The court rejected both of these motions, first on the grounds of timeliness—there was no question the government had been aware of the case for months, and it had even been two months since the president's May 7 declaration—and second on the grounds that the U.S. had no cognizable interest that had been impaired, as required for an intervention motion. The assets, it said, were not relevant to the lawsuit, nor had it been shown how the judgment would have any impact on the establishment of a democratic government. The U.S. appealed.

== The decision of the Court of Appeals ==
In an opinion by judge Harry T. Edwards, the Court of Appeals sided with the U.S. government, but it did so based on its own reasoning. First, regarding the timeliness of the motion to intervene, it said that "the District Court failed to consider adequately the unique circumstances of this case." On one hand, the "weighty interests" of foreign policy were enough to justify the government's delay, and on the other, the plaintiffs had not shown that they were prejudiced in any way by the government's intervention.

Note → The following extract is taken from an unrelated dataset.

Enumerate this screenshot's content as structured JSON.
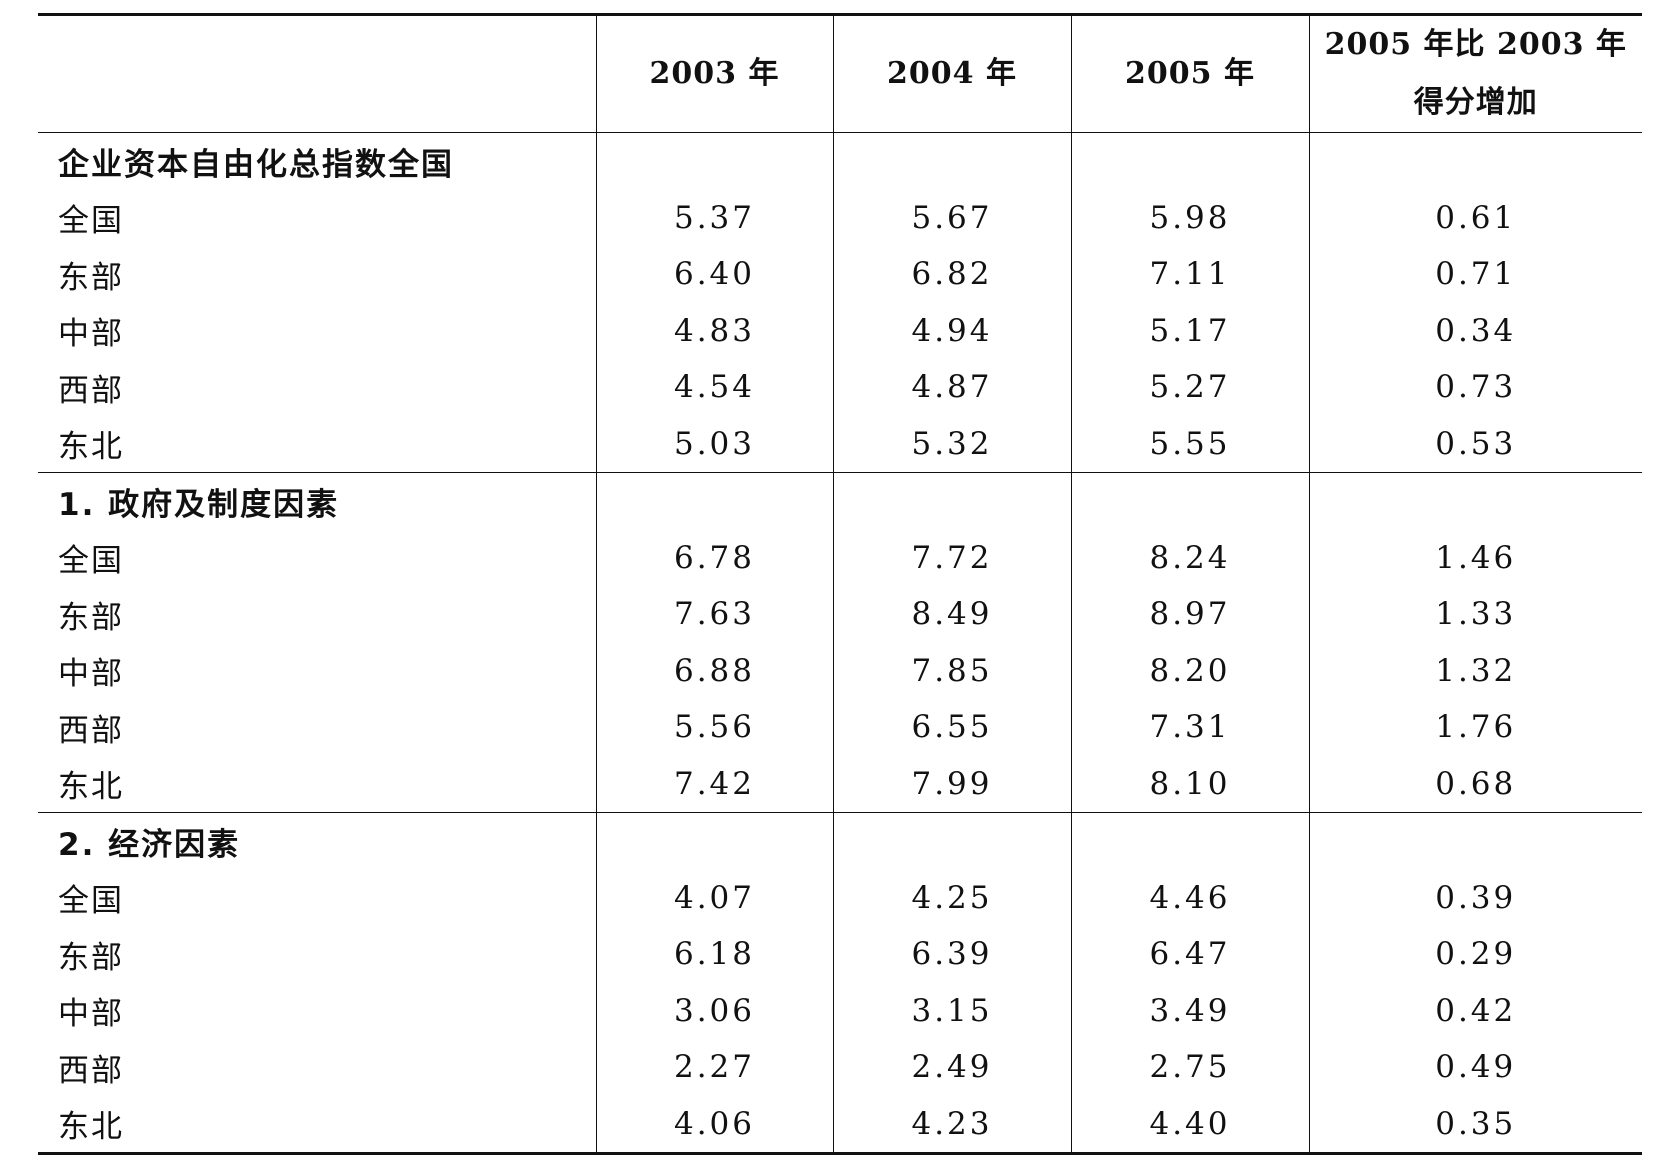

Second, on the question of subject matter jurisdiction, the Court of Appeals disagreed with the government. Calling it "an exceedingly close question," it said the EWSAA was aimed at making it easier to assist a new Iraqi government, not changing the course of lawsuits in the U.S. In reaching this conclusion, the court relied on an examination of the legislative history and context of the FSIA and the EWSAA.

In spite of this, they overturned the District Court and vacated the judgment, on the grounds that the plaintiffs had never had a proper cause of action to begin with (an argument the government had never made). Just a few months earlier, in Cicippio-Puleo v. Islamic Republic of Iran (2004), the same court had ruled that "neither § 1605(a) (7) nor the Flatow Amendment, nor the two considered together, supplies a cause of action against foreign states," and the court simply applied that rule to Acree.

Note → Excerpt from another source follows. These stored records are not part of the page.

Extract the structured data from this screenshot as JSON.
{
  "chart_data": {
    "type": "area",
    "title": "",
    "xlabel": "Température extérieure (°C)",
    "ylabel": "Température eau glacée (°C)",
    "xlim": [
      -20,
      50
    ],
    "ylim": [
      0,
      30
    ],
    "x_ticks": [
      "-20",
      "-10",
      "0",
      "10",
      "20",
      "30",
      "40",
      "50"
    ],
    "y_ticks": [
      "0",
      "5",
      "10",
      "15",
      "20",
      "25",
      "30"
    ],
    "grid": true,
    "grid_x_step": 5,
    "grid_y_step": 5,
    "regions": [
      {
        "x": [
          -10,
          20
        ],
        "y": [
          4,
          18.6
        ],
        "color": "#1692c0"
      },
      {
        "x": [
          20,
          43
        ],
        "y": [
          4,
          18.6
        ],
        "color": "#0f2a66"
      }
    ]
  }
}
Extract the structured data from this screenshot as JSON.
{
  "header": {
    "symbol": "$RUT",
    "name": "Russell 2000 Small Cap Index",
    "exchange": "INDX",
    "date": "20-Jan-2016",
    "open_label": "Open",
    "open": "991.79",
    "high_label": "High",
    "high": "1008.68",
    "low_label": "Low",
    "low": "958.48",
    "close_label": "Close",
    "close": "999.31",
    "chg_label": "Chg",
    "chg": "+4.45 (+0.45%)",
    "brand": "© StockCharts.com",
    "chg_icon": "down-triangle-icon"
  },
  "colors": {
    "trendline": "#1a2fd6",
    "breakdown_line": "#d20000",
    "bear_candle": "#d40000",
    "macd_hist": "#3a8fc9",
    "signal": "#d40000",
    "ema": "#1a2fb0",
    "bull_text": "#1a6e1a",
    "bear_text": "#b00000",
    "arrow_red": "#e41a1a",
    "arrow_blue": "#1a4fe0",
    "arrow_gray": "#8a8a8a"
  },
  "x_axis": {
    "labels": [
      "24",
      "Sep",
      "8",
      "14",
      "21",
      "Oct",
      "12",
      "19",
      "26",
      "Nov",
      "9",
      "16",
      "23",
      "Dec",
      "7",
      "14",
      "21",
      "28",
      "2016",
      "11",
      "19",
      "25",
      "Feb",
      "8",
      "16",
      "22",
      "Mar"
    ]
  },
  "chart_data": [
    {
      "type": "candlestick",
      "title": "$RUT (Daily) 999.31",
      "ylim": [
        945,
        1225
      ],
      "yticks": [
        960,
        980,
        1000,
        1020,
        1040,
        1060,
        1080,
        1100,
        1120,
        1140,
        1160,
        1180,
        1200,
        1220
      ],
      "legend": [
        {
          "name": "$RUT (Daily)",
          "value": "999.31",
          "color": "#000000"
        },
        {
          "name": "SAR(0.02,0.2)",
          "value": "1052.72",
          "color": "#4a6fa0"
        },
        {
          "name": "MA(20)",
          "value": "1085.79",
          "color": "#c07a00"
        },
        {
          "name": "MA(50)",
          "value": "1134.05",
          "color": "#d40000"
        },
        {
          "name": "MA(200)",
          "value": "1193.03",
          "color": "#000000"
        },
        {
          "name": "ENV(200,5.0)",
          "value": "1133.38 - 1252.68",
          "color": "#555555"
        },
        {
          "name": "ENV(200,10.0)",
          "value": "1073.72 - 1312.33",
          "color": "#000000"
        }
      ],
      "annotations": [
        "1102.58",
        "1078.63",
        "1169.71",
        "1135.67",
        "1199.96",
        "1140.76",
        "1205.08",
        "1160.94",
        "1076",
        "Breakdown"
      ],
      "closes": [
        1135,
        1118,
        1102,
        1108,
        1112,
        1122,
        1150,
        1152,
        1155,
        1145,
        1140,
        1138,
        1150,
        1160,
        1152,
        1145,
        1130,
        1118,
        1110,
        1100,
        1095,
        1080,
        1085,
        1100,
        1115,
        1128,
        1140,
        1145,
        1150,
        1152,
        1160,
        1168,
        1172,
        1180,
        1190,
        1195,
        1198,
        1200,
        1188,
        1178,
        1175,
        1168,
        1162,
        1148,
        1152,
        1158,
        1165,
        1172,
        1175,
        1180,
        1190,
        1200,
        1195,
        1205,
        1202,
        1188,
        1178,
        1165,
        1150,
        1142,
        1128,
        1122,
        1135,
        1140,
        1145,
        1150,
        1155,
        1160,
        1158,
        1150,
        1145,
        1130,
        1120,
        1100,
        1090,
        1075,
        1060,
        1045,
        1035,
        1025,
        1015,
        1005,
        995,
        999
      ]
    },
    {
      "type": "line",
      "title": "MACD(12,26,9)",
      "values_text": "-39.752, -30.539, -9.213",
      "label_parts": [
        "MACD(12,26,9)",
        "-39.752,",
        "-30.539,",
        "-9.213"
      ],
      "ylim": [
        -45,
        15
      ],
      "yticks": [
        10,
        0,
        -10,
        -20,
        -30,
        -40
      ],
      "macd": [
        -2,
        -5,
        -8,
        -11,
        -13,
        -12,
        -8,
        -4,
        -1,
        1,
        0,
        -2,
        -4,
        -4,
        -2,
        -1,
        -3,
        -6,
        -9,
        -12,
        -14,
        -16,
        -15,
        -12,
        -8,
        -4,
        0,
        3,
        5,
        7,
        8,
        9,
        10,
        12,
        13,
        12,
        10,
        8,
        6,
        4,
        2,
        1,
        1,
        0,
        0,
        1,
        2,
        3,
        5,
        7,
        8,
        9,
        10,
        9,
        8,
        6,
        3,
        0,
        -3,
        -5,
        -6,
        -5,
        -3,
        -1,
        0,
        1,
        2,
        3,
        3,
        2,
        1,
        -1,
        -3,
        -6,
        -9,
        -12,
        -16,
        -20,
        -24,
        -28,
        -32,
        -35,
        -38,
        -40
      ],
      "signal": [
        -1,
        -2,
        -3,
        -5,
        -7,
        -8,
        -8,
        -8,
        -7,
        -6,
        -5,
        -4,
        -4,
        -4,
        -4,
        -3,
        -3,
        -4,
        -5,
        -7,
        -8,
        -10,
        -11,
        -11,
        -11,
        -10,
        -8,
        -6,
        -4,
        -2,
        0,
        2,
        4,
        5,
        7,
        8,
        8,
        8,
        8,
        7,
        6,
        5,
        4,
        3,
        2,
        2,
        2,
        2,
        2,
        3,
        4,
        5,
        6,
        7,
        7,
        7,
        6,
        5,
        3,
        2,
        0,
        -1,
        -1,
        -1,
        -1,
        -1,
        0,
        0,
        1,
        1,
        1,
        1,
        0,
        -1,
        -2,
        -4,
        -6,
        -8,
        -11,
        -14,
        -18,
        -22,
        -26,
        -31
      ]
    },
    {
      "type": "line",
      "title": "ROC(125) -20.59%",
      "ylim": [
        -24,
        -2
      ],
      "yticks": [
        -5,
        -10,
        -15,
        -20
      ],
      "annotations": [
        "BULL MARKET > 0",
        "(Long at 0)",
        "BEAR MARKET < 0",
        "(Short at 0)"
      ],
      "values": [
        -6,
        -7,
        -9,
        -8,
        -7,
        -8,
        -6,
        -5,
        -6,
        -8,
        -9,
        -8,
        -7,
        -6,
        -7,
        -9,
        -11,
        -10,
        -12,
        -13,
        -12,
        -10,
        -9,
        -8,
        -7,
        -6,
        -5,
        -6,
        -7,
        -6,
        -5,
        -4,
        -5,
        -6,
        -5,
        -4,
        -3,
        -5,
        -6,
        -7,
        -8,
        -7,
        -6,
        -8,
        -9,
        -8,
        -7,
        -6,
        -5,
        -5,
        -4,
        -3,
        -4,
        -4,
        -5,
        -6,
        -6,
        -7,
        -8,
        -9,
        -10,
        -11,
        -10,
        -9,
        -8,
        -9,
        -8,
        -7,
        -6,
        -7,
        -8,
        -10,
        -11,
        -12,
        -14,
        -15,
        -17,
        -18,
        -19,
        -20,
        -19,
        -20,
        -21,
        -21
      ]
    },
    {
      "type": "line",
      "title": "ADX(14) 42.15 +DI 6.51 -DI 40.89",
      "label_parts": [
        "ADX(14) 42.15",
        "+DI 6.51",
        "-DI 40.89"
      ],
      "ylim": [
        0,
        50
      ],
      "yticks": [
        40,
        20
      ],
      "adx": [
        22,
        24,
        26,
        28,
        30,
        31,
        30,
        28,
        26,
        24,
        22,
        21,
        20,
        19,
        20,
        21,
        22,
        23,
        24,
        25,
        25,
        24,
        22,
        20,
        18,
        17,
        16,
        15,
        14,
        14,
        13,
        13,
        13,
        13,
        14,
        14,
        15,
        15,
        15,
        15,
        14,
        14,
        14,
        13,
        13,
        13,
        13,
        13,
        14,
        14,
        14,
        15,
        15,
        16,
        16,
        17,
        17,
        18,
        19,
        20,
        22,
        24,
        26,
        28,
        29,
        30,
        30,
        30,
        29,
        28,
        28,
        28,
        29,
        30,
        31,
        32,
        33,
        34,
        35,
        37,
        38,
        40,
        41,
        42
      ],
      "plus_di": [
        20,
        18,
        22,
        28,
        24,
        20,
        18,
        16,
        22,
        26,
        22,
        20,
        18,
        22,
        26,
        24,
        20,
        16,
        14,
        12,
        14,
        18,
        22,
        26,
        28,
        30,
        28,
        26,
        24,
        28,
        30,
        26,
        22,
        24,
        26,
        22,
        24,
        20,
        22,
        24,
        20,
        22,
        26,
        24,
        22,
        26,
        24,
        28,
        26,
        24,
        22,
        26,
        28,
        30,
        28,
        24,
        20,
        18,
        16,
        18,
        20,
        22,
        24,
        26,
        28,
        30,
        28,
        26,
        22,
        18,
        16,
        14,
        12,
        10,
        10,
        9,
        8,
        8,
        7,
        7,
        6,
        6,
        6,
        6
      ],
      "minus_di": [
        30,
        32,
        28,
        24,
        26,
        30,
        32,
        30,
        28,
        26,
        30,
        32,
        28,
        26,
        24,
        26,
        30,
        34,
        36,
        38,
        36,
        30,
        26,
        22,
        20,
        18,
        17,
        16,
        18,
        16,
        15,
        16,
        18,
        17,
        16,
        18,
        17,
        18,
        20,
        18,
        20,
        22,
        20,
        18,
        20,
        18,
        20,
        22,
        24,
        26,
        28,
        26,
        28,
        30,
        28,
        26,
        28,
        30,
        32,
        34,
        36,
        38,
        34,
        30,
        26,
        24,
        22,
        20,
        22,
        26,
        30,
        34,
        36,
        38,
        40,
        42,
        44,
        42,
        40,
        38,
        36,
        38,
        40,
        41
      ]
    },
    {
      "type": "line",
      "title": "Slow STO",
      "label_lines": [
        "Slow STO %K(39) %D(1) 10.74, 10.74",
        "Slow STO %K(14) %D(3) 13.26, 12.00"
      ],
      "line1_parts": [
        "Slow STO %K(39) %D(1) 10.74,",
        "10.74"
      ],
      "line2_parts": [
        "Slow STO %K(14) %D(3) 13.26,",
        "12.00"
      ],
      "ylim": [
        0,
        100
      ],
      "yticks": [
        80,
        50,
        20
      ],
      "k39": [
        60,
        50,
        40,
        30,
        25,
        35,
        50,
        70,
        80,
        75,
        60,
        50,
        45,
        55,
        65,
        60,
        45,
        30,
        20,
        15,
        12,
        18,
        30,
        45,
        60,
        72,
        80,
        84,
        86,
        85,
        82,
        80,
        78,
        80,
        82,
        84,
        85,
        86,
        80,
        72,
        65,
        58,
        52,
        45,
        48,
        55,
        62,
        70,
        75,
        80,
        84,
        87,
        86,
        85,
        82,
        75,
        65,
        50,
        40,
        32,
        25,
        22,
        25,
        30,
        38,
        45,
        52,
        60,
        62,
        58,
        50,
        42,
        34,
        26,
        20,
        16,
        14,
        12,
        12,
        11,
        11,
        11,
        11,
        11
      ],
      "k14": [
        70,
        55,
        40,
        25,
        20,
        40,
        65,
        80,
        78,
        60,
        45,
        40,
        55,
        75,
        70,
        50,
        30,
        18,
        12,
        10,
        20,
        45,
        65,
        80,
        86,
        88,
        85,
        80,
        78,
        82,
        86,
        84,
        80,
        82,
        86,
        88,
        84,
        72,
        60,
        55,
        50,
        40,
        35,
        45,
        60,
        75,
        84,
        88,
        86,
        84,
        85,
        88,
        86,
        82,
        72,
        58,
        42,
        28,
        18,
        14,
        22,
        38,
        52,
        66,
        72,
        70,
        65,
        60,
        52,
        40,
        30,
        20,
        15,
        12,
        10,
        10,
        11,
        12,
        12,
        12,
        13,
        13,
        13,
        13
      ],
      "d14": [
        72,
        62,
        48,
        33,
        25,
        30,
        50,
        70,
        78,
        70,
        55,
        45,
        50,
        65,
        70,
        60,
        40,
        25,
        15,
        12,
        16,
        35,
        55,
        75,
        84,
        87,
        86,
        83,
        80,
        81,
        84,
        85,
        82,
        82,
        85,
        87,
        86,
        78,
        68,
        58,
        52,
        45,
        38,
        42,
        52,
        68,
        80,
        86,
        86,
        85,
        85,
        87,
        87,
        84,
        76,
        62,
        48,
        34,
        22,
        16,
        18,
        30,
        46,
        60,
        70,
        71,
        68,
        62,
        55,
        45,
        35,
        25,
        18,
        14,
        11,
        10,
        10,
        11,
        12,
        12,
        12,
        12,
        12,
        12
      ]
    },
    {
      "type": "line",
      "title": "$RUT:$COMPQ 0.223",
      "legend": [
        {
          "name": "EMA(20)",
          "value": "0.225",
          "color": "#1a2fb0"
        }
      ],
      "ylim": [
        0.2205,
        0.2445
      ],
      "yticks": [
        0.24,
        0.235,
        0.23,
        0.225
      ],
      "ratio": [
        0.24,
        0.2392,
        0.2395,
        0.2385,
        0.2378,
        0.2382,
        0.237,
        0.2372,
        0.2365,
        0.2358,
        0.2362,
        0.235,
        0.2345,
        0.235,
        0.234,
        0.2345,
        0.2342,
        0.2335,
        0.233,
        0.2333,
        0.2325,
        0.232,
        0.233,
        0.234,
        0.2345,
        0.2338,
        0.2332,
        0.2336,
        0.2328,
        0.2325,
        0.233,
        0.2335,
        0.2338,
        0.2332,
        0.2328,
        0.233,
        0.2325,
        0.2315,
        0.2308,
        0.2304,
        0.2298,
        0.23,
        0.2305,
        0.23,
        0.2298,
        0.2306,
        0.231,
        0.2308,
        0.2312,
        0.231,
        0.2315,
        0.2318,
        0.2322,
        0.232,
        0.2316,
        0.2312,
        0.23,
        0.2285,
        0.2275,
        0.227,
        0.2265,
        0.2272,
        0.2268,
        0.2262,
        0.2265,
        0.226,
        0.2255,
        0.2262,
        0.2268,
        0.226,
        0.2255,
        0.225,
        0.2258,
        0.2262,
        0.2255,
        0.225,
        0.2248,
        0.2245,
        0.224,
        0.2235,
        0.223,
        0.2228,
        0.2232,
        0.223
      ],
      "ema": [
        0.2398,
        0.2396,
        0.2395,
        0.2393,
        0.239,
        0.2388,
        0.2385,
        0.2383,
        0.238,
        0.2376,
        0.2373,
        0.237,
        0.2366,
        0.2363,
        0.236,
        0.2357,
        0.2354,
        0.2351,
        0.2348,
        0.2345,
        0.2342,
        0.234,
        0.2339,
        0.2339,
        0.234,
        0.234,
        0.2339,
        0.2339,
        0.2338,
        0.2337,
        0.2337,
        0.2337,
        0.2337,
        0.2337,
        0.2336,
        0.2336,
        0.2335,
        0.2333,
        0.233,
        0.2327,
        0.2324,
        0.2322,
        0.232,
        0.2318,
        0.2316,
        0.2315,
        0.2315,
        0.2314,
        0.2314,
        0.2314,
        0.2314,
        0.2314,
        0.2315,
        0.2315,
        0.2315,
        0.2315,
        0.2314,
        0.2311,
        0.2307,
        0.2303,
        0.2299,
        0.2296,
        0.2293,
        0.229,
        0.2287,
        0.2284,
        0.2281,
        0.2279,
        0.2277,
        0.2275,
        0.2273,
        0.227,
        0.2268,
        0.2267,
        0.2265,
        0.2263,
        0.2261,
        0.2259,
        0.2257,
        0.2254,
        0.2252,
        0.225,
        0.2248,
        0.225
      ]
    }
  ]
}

Unlike in Cicippio, however, the court did not remand the case to give plaintiffs a chance to fix their cause-of-action problem. Instead, the case was simply dismissed. This seems to have been motivated by the policy arguments the U.S. had raised in its motion to intervene. The court wrote,

The circumstances of this case are even more extraordinary when one considers the stakes: Appellees have obtained a nearly billion dollar default judgment against a foreign government whose present and future stability has become a central preoccupation of the United States' foreign policy. In these circumstances, it would be utterly unseemly for this court to ignore the clear implications of our holding in Cicippio. We therefore find it appropriate to exercise our discretion to determine whether appellees' case must be dismissed for failure to state a cause of action.
— Acree v. Republic of Iraq, 370 F.3d 41 (2004) (Harry T. Edwards, writing for the majority)

=== Concurrence ===
Judge John Roberts (later Chief Justice of the United States) wrote a concurring opinion that agreed with the courts' decision, but supported the government's argument against subject matter jurisdiction, rather than the majority's reasoning about causes of action. Taking a more textualist approach than the rest of the court, he wrote,

I appreciate that my view of Congress's purpose . . . is necessarily speculative — but then so is the majority's more limited view of Congress's purpose . . . In such circumstances I prefer to rest on the firmer foundation of the statutory language itself. Give me English words over Latin maxims.
— Acree v. Republic of Iraq, 370 F.3d 41 (2004), (John Roberts, concurring in part and concurring in the judgment)

== Aftermath ==
The plaintiffs tried to appeal the decision to the U.S. Supreme Court, but their petition for certiorari was denied.

Some years later, the United States Supreme Court decided Republic of Iraq v. Beaty, in which the court (now led by Chief Justice John Roberts) heavily criticized the Acree decision and essentially adopted the view of Roberts's concurrence.